Madeleine sniffed back some tears. "Do you think me unattractive, Jack?"
"Not at all," I said, trying to politely appraise her, without seeming lecherous. "You…you're a beautiful woman! How old are you? Forty?"
She punched me. Not some damsel-in-distress slap on the cheek, but a haymaker that would have made Muhammad Ali proud. It was then that I learned that asking a woman of fifty-something if she was forty didn't register as a compliment. "Do you want to fuck me, Jack?"
"Huh?"
"Am I that hideous that you wouldn't entertain the notion of making love to me?"
"Uh…no…it's just that…well, all I was supposed to do was drive you home…I tried to make some conversation and…now I fucked things up…"
Madeleine sniffed back a tear and laughed to herself. "Yeah, you would make a crappy gigolo."
"Well," I said, "that's one thing we can scratch off my list of potential careers…"
"Why don't you pull over? I have to get myself together."
"Okay." We were headed down Route 8, through the backwoods of Northwestern Connecticut. Soon, we'd hit Torrington, and then we'd still have almost another hour until we reached Greenwich. I got out to stretch my legs, while Madeleine looked herself over in her compact, and sniffled her remaining tears away.
I don't know why the Dean had blatantly lied to me about how long this little trip would be. We were parked on the side of the highway, along a twisty stretch that was dotted only with copses of evergreens, and the occasional maple, which had lost its leaves over the past few weeks. I was tempted to roll a pinner joint and smoke it. I did a lot of dumb shit, then. Considering the idea of smoking a joint while driving a dignitary from my college home was only one of the many lapses of judgment I had. One of my bigger lapses of judgment was about to happen.
"Jack?" I heard Madeleine ask from the passenger seat. "Can you come here, Jack?"
I walked around to her side of the car. "Yeah?"

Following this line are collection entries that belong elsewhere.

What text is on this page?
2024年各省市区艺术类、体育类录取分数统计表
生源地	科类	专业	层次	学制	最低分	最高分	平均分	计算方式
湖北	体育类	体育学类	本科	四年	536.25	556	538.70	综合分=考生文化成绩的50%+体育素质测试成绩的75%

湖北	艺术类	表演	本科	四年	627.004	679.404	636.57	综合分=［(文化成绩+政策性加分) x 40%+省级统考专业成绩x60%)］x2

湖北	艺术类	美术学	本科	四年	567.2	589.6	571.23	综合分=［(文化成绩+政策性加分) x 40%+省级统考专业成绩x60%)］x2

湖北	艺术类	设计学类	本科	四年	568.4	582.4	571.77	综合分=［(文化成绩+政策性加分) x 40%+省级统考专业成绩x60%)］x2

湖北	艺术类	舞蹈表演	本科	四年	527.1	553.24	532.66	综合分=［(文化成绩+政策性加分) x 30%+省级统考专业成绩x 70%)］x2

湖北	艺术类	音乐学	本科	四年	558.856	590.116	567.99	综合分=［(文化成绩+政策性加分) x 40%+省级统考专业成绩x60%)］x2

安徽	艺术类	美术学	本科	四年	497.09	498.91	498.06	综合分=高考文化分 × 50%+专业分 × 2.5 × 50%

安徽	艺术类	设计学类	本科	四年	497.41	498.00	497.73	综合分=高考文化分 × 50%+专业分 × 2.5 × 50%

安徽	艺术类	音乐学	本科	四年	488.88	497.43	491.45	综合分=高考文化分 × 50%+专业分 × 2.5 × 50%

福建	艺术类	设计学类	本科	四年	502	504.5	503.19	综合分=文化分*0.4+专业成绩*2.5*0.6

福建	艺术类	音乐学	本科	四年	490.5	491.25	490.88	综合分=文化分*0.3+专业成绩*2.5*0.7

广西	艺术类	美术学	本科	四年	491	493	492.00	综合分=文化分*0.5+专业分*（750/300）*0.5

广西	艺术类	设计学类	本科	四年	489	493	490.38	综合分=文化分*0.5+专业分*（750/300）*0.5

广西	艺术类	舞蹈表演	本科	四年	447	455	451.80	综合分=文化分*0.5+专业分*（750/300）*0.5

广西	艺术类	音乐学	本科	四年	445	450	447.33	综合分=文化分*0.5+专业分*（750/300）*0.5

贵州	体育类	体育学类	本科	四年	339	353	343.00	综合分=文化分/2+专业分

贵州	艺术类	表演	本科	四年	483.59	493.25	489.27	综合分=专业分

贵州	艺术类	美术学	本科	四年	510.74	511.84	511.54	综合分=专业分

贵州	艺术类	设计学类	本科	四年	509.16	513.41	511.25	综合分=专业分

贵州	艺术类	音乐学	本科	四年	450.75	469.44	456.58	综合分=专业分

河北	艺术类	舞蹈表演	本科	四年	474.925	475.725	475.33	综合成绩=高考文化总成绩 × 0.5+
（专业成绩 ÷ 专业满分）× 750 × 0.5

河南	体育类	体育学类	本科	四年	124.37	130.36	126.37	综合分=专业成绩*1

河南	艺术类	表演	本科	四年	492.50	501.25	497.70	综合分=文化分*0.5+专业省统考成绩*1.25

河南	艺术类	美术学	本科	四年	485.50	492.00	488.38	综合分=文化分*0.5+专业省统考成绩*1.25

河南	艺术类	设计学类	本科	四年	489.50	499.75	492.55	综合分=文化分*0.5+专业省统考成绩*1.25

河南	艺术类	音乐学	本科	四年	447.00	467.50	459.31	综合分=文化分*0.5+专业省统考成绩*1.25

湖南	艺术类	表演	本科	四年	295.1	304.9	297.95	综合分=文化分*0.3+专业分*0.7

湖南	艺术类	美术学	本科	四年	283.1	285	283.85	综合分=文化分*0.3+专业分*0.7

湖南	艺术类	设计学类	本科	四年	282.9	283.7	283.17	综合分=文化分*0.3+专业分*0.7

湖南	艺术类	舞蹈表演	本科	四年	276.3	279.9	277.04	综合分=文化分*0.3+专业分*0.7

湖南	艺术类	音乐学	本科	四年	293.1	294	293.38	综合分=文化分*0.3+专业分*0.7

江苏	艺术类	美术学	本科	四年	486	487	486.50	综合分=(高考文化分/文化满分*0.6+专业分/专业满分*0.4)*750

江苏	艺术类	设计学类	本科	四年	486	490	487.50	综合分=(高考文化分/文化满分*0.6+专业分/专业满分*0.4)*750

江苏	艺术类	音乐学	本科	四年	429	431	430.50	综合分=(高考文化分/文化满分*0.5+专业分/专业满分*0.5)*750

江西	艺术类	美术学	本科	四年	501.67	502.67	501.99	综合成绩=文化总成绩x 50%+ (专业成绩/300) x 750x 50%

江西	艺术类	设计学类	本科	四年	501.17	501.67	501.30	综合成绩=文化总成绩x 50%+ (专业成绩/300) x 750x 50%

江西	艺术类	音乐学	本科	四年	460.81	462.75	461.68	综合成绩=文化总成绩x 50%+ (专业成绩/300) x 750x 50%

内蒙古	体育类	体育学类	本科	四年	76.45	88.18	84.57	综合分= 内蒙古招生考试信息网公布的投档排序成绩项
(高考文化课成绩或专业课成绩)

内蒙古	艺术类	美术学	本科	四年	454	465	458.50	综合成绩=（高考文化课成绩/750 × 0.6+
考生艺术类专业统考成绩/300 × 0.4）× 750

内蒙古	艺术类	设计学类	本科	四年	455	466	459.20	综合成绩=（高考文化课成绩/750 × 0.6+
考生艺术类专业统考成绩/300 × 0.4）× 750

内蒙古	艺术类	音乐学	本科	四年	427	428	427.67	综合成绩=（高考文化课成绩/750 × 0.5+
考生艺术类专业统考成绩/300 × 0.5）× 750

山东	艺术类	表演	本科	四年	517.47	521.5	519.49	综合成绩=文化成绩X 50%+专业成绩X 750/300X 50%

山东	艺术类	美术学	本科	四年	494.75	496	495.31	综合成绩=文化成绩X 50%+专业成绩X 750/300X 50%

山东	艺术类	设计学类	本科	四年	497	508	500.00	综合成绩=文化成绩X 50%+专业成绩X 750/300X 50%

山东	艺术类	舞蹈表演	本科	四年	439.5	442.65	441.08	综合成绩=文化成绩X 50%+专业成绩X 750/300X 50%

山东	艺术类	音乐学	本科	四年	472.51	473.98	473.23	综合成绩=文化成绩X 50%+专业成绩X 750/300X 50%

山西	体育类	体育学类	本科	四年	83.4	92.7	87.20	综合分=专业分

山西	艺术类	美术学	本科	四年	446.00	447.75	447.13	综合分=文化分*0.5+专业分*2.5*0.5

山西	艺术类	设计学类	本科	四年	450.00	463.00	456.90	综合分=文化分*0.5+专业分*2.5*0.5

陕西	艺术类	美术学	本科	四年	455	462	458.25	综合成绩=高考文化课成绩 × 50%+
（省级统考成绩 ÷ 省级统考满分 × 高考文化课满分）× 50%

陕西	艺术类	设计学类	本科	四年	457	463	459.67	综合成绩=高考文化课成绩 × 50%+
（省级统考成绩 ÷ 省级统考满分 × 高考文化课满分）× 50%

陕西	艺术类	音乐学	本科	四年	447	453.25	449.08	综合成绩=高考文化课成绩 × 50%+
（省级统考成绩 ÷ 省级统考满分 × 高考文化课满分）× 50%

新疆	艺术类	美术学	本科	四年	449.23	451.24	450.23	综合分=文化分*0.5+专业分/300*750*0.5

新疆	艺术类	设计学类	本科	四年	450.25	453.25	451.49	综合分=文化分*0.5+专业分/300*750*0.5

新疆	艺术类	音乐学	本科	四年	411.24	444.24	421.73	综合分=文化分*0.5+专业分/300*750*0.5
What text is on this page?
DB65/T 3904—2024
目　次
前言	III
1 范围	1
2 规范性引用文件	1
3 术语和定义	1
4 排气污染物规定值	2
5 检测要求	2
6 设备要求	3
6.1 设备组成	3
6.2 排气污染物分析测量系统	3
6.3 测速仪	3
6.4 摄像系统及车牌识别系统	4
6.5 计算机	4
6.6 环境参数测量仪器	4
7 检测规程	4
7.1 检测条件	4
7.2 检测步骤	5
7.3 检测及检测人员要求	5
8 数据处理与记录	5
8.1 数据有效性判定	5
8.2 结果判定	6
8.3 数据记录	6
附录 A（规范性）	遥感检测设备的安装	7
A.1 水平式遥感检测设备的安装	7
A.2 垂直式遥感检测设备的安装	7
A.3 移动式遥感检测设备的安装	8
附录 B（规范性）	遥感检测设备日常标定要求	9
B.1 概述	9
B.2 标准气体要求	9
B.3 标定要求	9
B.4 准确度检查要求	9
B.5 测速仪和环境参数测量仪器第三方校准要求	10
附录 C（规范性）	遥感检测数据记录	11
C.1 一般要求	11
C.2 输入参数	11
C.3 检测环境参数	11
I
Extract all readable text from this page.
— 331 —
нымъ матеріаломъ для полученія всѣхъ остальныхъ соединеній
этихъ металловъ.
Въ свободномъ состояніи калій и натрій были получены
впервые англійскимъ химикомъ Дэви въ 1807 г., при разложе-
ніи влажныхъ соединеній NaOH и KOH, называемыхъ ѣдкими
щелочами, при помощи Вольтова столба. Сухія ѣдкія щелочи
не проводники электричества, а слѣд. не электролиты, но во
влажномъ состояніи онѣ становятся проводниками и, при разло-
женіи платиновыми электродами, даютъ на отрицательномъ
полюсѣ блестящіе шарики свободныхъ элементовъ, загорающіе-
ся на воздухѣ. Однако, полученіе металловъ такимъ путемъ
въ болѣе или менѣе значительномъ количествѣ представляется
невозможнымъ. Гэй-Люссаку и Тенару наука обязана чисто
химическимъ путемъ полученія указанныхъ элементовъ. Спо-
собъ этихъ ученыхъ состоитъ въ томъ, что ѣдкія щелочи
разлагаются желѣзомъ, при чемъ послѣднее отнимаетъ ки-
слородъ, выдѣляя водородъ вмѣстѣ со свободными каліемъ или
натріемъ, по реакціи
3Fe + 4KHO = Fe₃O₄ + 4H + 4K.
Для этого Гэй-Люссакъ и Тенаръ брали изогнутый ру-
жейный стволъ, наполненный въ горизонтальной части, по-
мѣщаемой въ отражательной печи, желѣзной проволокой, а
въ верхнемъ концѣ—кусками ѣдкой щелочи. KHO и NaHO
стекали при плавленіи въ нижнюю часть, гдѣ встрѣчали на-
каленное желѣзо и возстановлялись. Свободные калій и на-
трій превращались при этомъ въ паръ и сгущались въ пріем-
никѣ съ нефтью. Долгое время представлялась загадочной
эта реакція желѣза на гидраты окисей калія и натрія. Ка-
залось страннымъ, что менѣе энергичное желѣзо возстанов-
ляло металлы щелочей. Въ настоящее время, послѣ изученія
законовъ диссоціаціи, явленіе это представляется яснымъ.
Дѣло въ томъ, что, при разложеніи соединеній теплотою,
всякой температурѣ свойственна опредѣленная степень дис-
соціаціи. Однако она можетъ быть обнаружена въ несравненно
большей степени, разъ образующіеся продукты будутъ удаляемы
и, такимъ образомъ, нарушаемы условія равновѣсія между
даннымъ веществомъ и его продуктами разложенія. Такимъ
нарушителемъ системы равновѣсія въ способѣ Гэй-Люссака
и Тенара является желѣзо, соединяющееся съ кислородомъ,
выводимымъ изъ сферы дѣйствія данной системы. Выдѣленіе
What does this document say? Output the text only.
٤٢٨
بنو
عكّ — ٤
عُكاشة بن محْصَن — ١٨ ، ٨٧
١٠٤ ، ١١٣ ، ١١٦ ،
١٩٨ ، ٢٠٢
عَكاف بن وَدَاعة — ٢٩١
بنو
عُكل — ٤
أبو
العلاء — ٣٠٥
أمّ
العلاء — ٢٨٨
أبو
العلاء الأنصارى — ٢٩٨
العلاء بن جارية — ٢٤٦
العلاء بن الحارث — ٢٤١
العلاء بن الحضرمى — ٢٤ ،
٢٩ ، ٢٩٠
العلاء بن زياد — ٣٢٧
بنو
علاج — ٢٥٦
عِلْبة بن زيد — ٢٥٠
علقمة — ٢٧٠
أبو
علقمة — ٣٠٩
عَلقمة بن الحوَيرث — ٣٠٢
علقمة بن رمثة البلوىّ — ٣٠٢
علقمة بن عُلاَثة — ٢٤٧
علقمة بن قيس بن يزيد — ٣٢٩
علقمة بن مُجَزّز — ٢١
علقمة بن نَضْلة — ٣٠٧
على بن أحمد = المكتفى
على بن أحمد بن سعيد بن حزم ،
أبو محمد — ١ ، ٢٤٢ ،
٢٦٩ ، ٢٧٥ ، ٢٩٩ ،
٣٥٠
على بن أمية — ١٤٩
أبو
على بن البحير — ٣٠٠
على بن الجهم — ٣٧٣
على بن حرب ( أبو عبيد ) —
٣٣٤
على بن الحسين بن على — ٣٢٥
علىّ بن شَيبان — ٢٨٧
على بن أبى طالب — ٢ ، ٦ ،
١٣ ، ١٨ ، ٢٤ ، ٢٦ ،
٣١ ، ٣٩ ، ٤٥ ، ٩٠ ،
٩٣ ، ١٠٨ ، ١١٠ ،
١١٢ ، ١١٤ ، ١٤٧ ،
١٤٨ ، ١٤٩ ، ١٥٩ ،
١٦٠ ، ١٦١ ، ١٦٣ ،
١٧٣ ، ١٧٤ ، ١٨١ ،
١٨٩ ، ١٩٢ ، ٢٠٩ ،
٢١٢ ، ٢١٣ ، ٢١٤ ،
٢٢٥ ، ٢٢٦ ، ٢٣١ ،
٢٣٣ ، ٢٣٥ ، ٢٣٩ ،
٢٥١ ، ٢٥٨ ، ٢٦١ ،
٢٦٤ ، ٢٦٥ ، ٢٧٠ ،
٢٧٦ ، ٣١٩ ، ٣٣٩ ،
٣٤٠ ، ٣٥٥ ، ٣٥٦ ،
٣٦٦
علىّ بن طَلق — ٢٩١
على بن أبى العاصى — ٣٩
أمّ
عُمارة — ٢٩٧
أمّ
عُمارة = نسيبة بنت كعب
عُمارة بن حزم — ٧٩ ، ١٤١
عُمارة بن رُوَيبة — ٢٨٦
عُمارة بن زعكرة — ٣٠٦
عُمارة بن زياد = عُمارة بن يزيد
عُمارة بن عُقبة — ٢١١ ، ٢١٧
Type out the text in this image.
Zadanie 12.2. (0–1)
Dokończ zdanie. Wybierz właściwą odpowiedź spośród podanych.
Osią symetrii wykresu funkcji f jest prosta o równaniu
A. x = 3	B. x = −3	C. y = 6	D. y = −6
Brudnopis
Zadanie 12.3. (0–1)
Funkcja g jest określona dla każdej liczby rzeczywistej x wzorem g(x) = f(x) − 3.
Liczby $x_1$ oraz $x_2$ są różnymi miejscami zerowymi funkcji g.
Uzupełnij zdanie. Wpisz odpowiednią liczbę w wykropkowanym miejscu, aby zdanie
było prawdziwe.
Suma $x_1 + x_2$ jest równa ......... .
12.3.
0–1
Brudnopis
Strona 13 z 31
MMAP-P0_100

She had opened her door, and was sitting in the most seductive pose a woman could strike in the passenger seat of a beat-up Nissan sedan. She had a Trojan condom sitting on top her closed purse. "Get in the back seat, Jack."
"Well, I sure as heck ain't letting you pay me for the drive now, Maddy," I said. We were lounging in the back seat, half-dressed, smoking a pinner joint.
Madeleine playfully slapped my shoulder. "I told you," she said, "You're no gigolo."
"Am I a decent lover?" I asked.
She nodded. "I like that you call me 'Maddy'. I had a boyfriend when I was your age who called me 'Maddy'." She smiled.
"He wrote a song for me…called 'Maddy, I'm Mad About You'. It was this ballad, like something the Byrds would have played… It was…nice." She sighed. "But, that was a long time ago."
"Oh," I said, "It couldn't have been that long ago…" I pulled myself closer to her. It was cold in the autumn night.
"Let's not go there again. Okay, Jack?" She chuckled to herself, again.
"So," I said, "I was…um…okay?"
"You've been with a woman before, right Jack?"
"Yeah."
"Not too many, I'm assuming?"
I probably blushed a little bit. "A…few…"
"Jack," Madeleine said, "one thing that you'll learn as you get a little bit older is that there really aren't 'good' or 'bad' lovers; there are just folks who've had more or less practice."
"So, I was okay?"
Madeleine sighed. "You were fine." She smiled at me, and kissed my forehead. "We better get on the road."
I looked at my watch. "Holy shit! It's almost eight!" I hiked up my pants, and slid out of the back seat of the car. "I'll never get you to Greenwich, and get back in time. Awww, Christ…"
Madeleine sat back down in the passenger seat. "Well, don't sweat that. I'm going to your concert."
"What?"
"What the hey," she said, "I haven't been to a Grateful Dead show in years."
"Really?"
"Sure. I'll get a room at one of those rustic little motor lodges in town, and head home tomorrow."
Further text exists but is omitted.